In a statement to the Times, Commerce Secretary Wilbur Ross, a Trump loyalist who has spearheaded the pro-American trade effort in the White House, said American companies “know” that the Trump administration “will stand with American workers in the face of unfair trade practices.”

Ross told the Times:

At President Trump’s direction, we have told American businesses that we will be more enforcement minded than any recent administration, while also remaining committed to a fair and transparent process that is professionally and impartially implemented.

The analysis of Washington Post data reveals that overall there were 79 new investigations by the Commerce Department in 2017 into unfair trade practices by foreign competitors of American companies. This, according to the LA Times analysis, means there was a 65 percent jump in demands for tariffs on foreign competitors from 2016, marking a 16-year high.

The Trump administration made history when it announced in November that it would be taking action against China for dumping cheap aluminum sheet in the U.S., unfairly hurting American companies.

Breitbart’s John Carney reported:

The Commerce Department announced Tuesday that it is undertaking anti-dumping investigations into imports of common alloy aluminum sheet from China.

The investigations announced Tuesday are being conducted on the Commerce Department’s own initiative.

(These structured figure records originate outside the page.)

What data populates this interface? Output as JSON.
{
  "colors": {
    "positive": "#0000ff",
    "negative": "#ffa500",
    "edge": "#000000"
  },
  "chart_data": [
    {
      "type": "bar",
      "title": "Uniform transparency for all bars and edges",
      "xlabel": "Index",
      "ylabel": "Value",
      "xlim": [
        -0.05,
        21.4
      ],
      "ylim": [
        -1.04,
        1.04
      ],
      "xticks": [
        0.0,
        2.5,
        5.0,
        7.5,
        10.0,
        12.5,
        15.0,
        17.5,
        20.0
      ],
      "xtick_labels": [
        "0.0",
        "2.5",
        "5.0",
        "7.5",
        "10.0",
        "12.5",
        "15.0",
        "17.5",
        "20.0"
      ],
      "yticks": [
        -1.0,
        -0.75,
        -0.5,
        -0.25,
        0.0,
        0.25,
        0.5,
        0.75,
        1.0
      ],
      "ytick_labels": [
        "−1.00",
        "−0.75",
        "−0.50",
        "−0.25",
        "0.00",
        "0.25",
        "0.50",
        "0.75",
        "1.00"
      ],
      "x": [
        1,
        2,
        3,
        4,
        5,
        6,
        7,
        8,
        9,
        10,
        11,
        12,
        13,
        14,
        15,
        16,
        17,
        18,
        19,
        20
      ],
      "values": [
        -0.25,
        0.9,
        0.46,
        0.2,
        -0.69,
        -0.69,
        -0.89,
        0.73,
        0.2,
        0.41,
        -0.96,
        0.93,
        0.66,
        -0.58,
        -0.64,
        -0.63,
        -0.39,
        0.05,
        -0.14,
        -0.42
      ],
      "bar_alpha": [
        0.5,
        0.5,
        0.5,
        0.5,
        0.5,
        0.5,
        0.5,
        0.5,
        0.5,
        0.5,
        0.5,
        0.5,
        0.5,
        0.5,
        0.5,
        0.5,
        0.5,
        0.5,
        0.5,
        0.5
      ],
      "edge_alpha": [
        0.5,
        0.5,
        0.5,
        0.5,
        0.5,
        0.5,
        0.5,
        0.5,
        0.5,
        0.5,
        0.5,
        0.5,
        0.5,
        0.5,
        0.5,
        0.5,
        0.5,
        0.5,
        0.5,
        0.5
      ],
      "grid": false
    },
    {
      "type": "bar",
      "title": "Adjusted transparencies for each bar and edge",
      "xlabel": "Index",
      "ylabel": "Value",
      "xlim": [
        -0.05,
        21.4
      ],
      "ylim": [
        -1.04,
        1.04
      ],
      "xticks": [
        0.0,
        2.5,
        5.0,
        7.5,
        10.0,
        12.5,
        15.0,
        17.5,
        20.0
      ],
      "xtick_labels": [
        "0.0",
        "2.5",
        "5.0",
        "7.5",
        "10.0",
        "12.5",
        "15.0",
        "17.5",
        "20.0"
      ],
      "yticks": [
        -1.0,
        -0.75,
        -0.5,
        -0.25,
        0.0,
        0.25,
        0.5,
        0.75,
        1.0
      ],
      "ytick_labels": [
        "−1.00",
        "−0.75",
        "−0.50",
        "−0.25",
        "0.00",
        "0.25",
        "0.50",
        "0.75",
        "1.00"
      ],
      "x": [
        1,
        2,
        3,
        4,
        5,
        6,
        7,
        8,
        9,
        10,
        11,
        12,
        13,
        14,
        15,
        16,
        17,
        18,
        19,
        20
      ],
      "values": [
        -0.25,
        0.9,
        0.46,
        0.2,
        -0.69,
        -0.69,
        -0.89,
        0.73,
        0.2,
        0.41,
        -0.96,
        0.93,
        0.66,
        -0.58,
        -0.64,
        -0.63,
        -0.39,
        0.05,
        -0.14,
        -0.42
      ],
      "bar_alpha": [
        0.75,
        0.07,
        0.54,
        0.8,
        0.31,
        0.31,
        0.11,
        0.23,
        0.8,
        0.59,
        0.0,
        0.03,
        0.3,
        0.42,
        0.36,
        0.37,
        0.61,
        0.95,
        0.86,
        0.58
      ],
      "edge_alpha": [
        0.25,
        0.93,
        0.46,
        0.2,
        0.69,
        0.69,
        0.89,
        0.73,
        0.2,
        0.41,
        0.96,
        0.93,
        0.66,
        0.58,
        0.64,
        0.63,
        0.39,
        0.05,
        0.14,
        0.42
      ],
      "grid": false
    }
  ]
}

Typically anti-dumping investigations are prompted by complaints of U.S. companies. The last time the Commerce Department self-initiated a so-called antidumping and countervailing duty investigation was against Japan in the 1980s.

Separately, Secretary Ross also announced that it had reached a “final determination” that China is providing unfair subsidies to producers of tool chests and cabinets. Last year, imports of tool chests and cabinets for China were valued at an estimated $230 million. As a result of the final determination, Commerce will instruct U.S. Customers and Border Protection to collect cash deposits from importers of tool chests to offset the value of the subsidies.

Generally, trade lawsuits are initiated by American companies when they allege that foreign competitors are unfairly taking advantage of U.S. trade policy to dump cheap products in the country, hurting American-owned business in the meantime. From there, the Commerce Department and the International Trade Commission take up the complaint.

Breitbart News Executive Chairman and former White House Chief Strategist Stephen K. Bannon most recently spoke extensively about the negative impact free trade and China’s rise have had on American workers and manufacturing jobs.

“If you are a high school graduate, you have not had a raise in 50 years,” Bannon said during a conference in Tokyo, Japan this month. “What we have in the United States today is not capitalism, so much as it is socialism for the wealthy.”

“The ascendant economy in the United States, of Silicon Valley, of Wall Street, and Hollywood, and the imperial capitol of Washington, D.C. has no interest in taking on China. They’ve all benefitted from China’s rise,” he said. “It is the working class people … that have had to bear the brunt of that. The Trump voters.”

The Trump administration’s pro-American trade initiatives are a more than a two-decade break from the globalist trade agendas of past administrations under President George W. Bush and President Obama. For years, both political establishments have joined forces to push multinational free trade deals that outsource and offshore Americans’ jobs to foreign nations.